- Born: 22 October 1992 (age 33)
- Education: University College London
- Occupation: Journalist
- Employer(s): The Independent Birmingham City University

= Nadine White =

British journalist (born 1992)

Nadine White (born 22 October 1992) is a British journalist and filmmaker. In March 2021, she joined The Independent as the first dedicated race correspondent in UK journalism.

White is the director of the award-winning documentary Barrel Children: The Families Windrush Left Behind, which explores the legacy of Caribbean migration to the United Kingdom. She is also the founder of Brixton Heights, a production company dedicated to amplifying Black British stories through media, education and cultural programming.

==Early life and education==

White was born in 1992 in London, England, growing up in Brixton with her Jamaican parents. She has two brothers. She attended south London schools before graduating from University College London, where she studied English Literature.

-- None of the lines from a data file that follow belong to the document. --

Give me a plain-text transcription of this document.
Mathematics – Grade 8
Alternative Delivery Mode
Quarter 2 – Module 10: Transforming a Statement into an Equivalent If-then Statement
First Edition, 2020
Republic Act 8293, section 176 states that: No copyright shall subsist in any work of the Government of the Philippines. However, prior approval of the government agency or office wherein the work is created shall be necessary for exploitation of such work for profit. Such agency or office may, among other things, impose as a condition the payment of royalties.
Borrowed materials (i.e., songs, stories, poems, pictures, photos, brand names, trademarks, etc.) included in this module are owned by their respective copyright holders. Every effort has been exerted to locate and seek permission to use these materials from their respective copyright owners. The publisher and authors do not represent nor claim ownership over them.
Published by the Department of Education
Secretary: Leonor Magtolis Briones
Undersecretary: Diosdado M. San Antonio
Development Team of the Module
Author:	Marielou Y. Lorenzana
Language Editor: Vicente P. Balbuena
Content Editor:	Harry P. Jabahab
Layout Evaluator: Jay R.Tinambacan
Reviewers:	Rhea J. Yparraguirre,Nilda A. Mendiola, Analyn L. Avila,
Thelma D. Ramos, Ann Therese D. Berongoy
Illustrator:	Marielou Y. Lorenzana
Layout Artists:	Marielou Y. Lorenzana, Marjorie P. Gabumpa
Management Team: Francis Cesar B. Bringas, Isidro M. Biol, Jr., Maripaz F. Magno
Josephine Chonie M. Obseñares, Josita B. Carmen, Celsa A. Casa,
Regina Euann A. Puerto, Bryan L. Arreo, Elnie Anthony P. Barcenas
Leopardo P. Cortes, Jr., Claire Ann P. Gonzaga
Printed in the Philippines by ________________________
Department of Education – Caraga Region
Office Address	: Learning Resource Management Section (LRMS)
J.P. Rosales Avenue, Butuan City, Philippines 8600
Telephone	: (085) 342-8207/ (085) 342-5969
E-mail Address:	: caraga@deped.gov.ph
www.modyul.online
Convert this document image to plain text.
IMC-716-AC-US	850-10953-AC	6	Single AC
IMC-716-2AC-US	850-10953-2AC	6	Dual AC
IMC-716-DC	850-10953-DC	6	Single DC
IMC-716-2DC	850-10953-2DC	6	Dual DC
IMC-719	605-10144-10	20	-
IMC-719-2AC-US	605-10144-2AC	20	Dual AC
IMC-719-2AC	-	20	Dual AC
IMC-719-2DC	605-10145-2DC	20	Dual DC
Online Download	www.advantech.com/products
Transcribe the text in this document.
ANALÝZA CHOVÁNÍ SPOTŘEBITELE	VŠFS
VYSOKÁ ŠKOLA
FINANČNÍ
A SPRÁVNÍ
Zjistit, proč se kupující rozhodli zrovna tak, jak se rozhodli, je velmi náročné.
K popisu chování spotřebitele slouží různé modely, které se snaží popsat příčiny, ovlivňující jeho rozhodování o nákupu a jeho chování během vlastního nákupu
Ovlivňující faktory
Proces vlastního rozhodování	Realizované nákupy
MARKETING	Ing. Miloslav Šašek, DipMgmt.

She subsequently did NCTJ training at News Associates, London.

==Career==

She worked as a journalist for The Voice newspaper, the Weekly Gleaner UK, and for the HuffPost between 2013 and 2021, leading coverage around race, before joining The Independent as that newspaper's Race Correspondent.

In January 2021, White was accused on Twitter by UK government equalities minister Kemi Badenoch of undermining trust in the COVID-19 vaccination programme, charges that White denied. The accusations came after White sent emails to Badenoch's press office as part of her research for a story.

===Recognition and awards===
White's work has been shortlisted for awards including, in 2018, the Hugh Cudlipp Student Journalism Prize, and an Amnesty Media Award. She was also the first black reporter to be shortlisted for the Paul Foot Award, together with Emma Youle for their SPAC Nation expose.

In 2020, White won a Mischief + MHP 30 To Watch: Young Journalist Award, and also in 2020 won the inaugural Paulette Wilson Windrush Award, from the Windrush Caribbean Film Festival.

In April 2021, White was included by Forbes magazine on their annual 30 Under 30 list of "young visionary leaders brashly reinventing business and society". In October 2021, she was named on BBC Radio 1Xtra Future Figures list as one of 29 individuals, groups, and organisations from across the United Kingdom who are "Making Black History Now".

In November 2021, White was appointed as a Visiting Industry Fellow at Birmingham City University. – a position she continues to hold as of April 2025.

===Documentaries===

In 2023, White made her directorial debut with Barrel Children: The Families Windrush Left Behind, a feature-length and self-produced documentary exploring the untold stories of Caribbean children who were left behind when their parents migrated to the United Kingdom during the Windrush era. These children – often referred to as "barrel children" after the barrels and parcels of goods sent back to them – experienced years of separation from their families. The film presents first-hand accounts of this experience and examines the emotional and psychological effects of long-distance parenting and fragmented families within Caribbean diaspora communities.

Barrel Children was released in June 2023 and premiered as one of the UK's top-performing independent films during its opening week. It received critical acclaim for its poignant storytelling and social impact, including a glowing review by labour Party MP Diane Abbott, who called it a "great debut" and "an extensively researched and moving account of the children of the Windrush generation separated from their parents". The documentary was screened across the United Kingdom, the Caribbean and the United States, and has been credited with widening public understanding of Caribbean migration histories beyond the traditional Windrush narrative.

In 2024, White became the first woman to receive the Menelik Shabazz Prize at the Windrush Caribbean Film Festival, an award that honours a trailblazing filmmaker of Caribbean heritage. The previous recipient of the prize was Adjani Salmon, creator of the BBC series Dreaming Whilst Black.

White has also directed and produced several shorter films exploring race, identity and inequality.

===Published works===

White has contributed chapters to two notable anthologies exploring race, identity, and lived experience in contemporary Britain.

In 2021, she was a contributor to Black British Lives Matter, a bestselling essay collection edited by Lenny Henry and Marcus Ryder. The book features leading Black British voices from across media, the arts, politics and academia. Alongside White, contributors include Doreen Lawrence, David Olusoga and Leroy Logan. White's chapter draws from her work as a journalist reporting on race, inequality and institutional accountability.

She also contributed to Still Breathing: 100 Black Voices on Racism – 100 Ways to Change the Narrative, edited by Suzette Llewellyn and Suzanne Packer. The anthology gathers intergenerational Black British voices to reflect on racism, resistance, and the path forward. Contributors include Trevor Phillips, Judith Jacob, Bonnie Greer and David Lammy. White’s chapter offers a personal and professional perspective grounded in her experiences navigating the UK media landscape.